ペガサスワールドカップを制してドバイに乗り込んだアロゲートのバファート師が、日本のダートレース遠征に関連してコメントしていたのを覚えています。個人的にはここにヒントを見ています。報知の記事でした、以下に引用しますね。
『米国のダート競馬で一番必要なのはスピードです。スタミナも必要ですけど、長い距離のスタミナと違うスタミナです。スタートからゴールまで持続できるスタミナが必要。調教でトレーニングすることが必要だと思います』
【ドバイ・ワールドC】世界ランク1位・アロゲートを管理するバファート師に聞く : スポーツ報知

同じくらい高い心肺機能でもエクイターフ向けの筋肉や心肺の鍛え方、理想のフォームの会得は、スタートからバンバン飛ばしてバテ合うアメリカダートのそれとは大きく異なっているでしょう。欧州の芝コース、特に含水量の多いコンディションには同様のことがいえそうです。

そして、ここに血統が関連するとも思っています。
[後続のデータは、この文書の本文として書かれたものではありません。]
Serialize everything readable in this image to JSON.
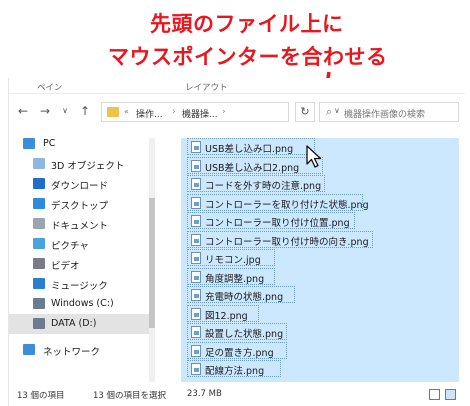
{
  "annotation": {
    "line1": "先頭のファイル上に",
    "line2": "マウスポインターを合わせる",
    "color": "#e8171e"
  },
  "ribbon": {
    "tab_left": "ペイン",
    "tab_right": "レイアウト"
  },
  "address": {
    "prefix": "«",
    "crumb1": "操作...",
    "crumb2": "機器操...",
    "separator": "›"
  },
  "search": {
    "placeholder": "機器操作画像の検索"
  },
  "sidebar": {
    "items": [
      {
        "label": "PC",
        "icon": "pc-icon"
      },
      {
        "label": "3D オブジェクト",
        "icon": "3d-objects-icon"
      },
      {
        "label": "ダウンロード",
        "icon": "download-icon"
      },
      {
        "label": "デスクトップ",
        "icon": "desktop-icon"
      },
      {
        "label": "ドキュメント",
        "icon": "documents-icon"
      },
      {
        "label": "ピクチャ",
        "icon": "pictures-icon"
      },
      {
        "label": "ビデオ",
        "icon": "videos-icon"
      },
      {
        "label": "ミュージック",
        "icon": "music-icon"
      },
      {
        "label": "Windows (C:)",
        "icon": "drive-icon"
      },
      {
        "label": "DATA (D:)",
        "icon": "drive-icon"
      },
      {
        "label": "ネットワーク",
        "icon": "network-icon"
      }
    ]
  },
  "files": [
    "USB差し込み口.png",
    "USB差し込み口2.png",
    "コードを外す時の注意.png",
    "コントローラーを取り付けた状態.png",
    "コントローラー取り付け位置.png",
    "コントローラー取り付け時の向き.png",
    "リモコン.jpg",
    "角度調整.png",
    "充電時の状態.png",
    "図12.png",
    "設置した状態.png",
    "足の置き方.png",
    "配線方法.png"
  ],
  "status": {
    "item_count": "13 個の項目",
    "selected_count": "13 個の項目を選択",
    "size": "23.7 MB"
  },
  "colors": {
    "selection": "#cce8ff",
    "accent": "#1e78d7"
  }
}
特にディープインパクト以降の凱旋門賞挑戦、ざっくりいえばこれはサンデーサイレンスの挑戦をサドラーズウェルズが阻んできた歴史、ですものね。

サンデーの適応とサドラーの適応。それぞれにローカライズして長く君臨している血統ですから、その王者の適性に挑むのは大変な難易度である、ということなのでしょう。…こう書いてしまうと、日欧どちらにも適応を見せたデインヒルの凄さを改めて思いますね。

ちなみにエルコンドルパサーについては、いわゆる「現地化」という、その後もほぼ取られていない陣営の戦略がありましたからね。ここ20年のチャレンジの端緒であり、模範でもあり、異端でもある、というのが妥当な認識と思っています。
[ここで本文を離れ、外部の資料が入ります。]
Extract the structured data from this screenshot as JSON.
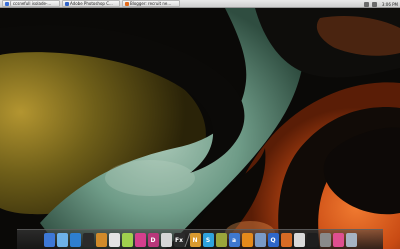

エネイブルはサドラーズウェルズ2×3。よりによって、という濃いインブリードですね。個人的には父ナサニエルの母系に入るシルヴァーホークも気になります。そうなんですよ日本にもいましたよね、シルヴァーホークとサドラーズウェルズを、そしてサンデーサイレンスも包含したチャンピオンホースが。ひょっとしたらモーリス産駒から日仏を跨ぐ適性をもった馬がでる、かも?しれません。でないかもしれませんw


サトノダイヤモンドの2018年春は国内専念。金鯱賞から大阪杯、宝塚記念の3戦と発表されています。ただ昨年と異なるのは、凱旋門賞という秋の目標を明示していないこと。ファンの側からすれば陣営の思惑は邪推するばかりなのですが、適性と調子を加味して、秋の目標は柔軟に捉えているのでないでしょうか。池江師の私怨ともいえる強いこだわりからすれば、非常に冷静なマネジメントの視点をもっているようにも映ります。すごい勢いで周囲から止められたのかもしれませんが。

敗戦からこちら、ようやく凱旋門賞とサトノダイヤモンドが相対化されて語られるようになってきた気がしています。それだけ陣営の熱が強かったのかもしれません。より適性のある舞台を求めることもまた選択肢のうちですよね。そのうえでの再挑戦であれば、そりゃあもう全力で応援したいと思います。



最後に。

2012年9月の優駿に掲載されている、角居勝彦と伊藤雄二の対談。思い出したので引っ張り出してみました。その中で角居師は「取りやすいG1にはチャレンジした」とコメントされています。確かにアメリカンオークスや香港マイル、メルボルンカップなど早いタイミングからチャレンジされていますよね。

そして「残っているのはアメリカのダートとヨーロッパの芝」「これは日本馬の特徴と異なるから難しい」という見解も。それでも挑戦しなければというコメントもあり、頼もしい反面、ある種の悲壮感も纏っている印象も覚えております。凱旋門賞はここにあたりますものね。

一方で同師の管理したウオッカ、かなり府中に偏ったローテーションが当時から賛否を呼びました。適性のないところは使わない、という選択もありだとは思っています。それもまた管理する側の判断の範疇でしょう。

多分に個体の資質によるのでしょうが、これまでのノウハウを駆使して、可能なチューニングを施して適性の異なるであろう舞台に挑む陣営があるなら、その姿勢こそ評価していきたいと思っている次第です。